A total of $58 million annual funding continued until replaced by the National Disability Insurance Scheme in 2018. We continued working until effective legislation, the Boarding Houses Act 2012 was enacted. As a member of an expert advisory group, I try to ensure that legal protection and monitoring remain in place.

Hope springs up

Hope has never trickled down. It has always sprung up. The most effective change always starts from the grass roots level. Roberta Lynch, a Chicago labour organiser observed, ‘It’s about action. You feel that things can happen, the possibility, the hope. Ordinary people can do extraordinary things.’

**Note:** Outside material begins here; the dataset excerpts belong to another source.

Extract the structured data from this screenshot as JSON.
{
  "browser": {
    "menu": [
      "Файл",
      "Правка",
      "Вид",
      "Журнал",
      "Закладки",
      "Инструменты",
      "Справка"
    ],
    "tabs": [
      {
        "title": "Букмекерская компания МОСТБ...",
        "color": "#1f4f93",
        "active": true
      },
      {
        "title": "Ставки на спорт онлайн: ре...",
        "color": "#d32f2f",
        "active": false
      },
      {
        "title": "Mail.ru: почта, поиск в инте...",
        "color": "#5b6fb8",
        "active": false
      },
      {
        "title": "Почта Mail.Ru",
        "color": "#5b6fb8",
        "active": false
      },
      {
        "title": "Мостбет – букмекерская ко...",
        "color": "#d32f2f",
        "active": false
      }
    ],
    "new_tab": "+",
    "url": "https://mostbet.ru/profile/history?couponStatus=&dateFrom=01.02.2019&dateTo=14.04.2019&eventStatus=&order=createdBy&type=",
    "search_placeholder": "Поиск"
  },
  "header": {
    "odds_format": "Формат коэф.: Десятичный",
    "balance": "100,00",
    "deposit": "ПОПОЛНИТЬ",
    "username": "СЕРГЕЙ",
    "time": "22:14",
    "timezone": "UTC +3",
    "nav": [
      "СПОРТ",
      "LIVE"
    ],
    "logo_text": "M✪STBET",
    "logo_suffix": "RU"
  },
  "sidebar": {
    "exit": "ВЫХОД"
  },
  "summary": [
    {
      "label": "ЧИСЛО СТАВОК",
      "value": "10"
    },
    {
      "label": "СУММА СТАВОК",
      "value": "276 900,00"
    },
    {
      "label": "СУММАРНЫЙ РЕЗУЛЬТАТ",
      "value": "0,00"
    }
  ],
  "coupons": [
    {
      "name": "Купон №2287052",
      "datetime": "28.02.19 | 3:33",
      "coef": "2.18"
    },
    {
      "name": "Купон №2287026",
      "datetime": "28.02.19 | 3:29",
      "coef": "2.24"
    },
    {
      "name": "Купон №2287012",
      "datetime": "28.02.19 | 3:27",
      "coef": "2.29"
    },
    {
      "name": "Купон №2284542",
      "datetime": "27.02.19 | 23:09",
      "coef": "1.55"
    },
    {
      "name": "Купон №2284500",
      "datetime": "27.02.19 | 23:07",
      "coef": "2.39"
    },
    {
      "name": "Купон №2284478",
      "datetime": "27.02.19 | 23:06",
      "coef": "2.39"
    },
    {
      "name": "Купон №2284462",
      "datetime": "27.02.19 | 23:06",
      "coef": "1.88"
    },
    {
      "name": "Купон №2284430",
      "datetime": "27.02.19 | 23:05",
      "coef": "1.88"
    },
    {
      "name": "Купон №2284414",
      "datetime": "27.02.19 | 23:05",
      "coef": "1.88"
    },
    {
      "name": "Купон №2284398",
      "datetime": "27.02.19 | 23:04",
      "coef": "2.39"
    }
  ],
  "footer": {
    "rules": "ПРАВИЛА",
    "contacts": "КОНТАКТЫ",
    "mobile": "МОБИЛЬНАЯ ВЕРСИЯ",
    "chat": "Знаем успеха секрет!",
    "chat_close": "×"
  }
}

When Dorothy Day was asked why she was making so much trouble for the authorities, she answered, ‘I’m working towards a world in which it would be easier for people to behave decently.’

William Wilberforce worked for most of his life to end the slave trade in the British Empire. He gave a three-hour speech on abolition in Parliament in 1789. For 18 years, he introduced anti-slavery motions. He and his supporters just kept working. In 1807, slavery was abolished but it did not free those who were already slaves. It was not until 1833 that the Slavery Abolition Act was passed. Wilberforce died just three days after hearing that that the passage of the Act through Parliament was assured.

There are about 15,000 in modern slavery in Australia and 40.3 million worldwide. In Australia, it is most evident in forced sexual exploitation, migrant farm labouring, domestic work and forced marriage. The Modern Slavery Act 2018 passed by Federal Parliament, and backed by state legislation, requires the reporting by companies of risks of modern slavery in their operations and supply chains.

Show care

On a personal level, the challenge is to care about the people who provide the products we use. We can find out which clothing companies ensure safe manufacturing conditions and pay a living wage. Tea, coffee and chocolate with the Fairtrade and Rainforest Alliance labels show that workers are paid justly. The latter also includes sustainable agricultural production.

We cannot do everything, but we can do something. In the words of Jessie de la Cruz, Chicano-American farm worker and community organiser who fought against injustice for the working poor: ‘I feel there’s gonna be a change, but we’re the ones gonna do it, not the government. With us there’s a saying, hope dies last.’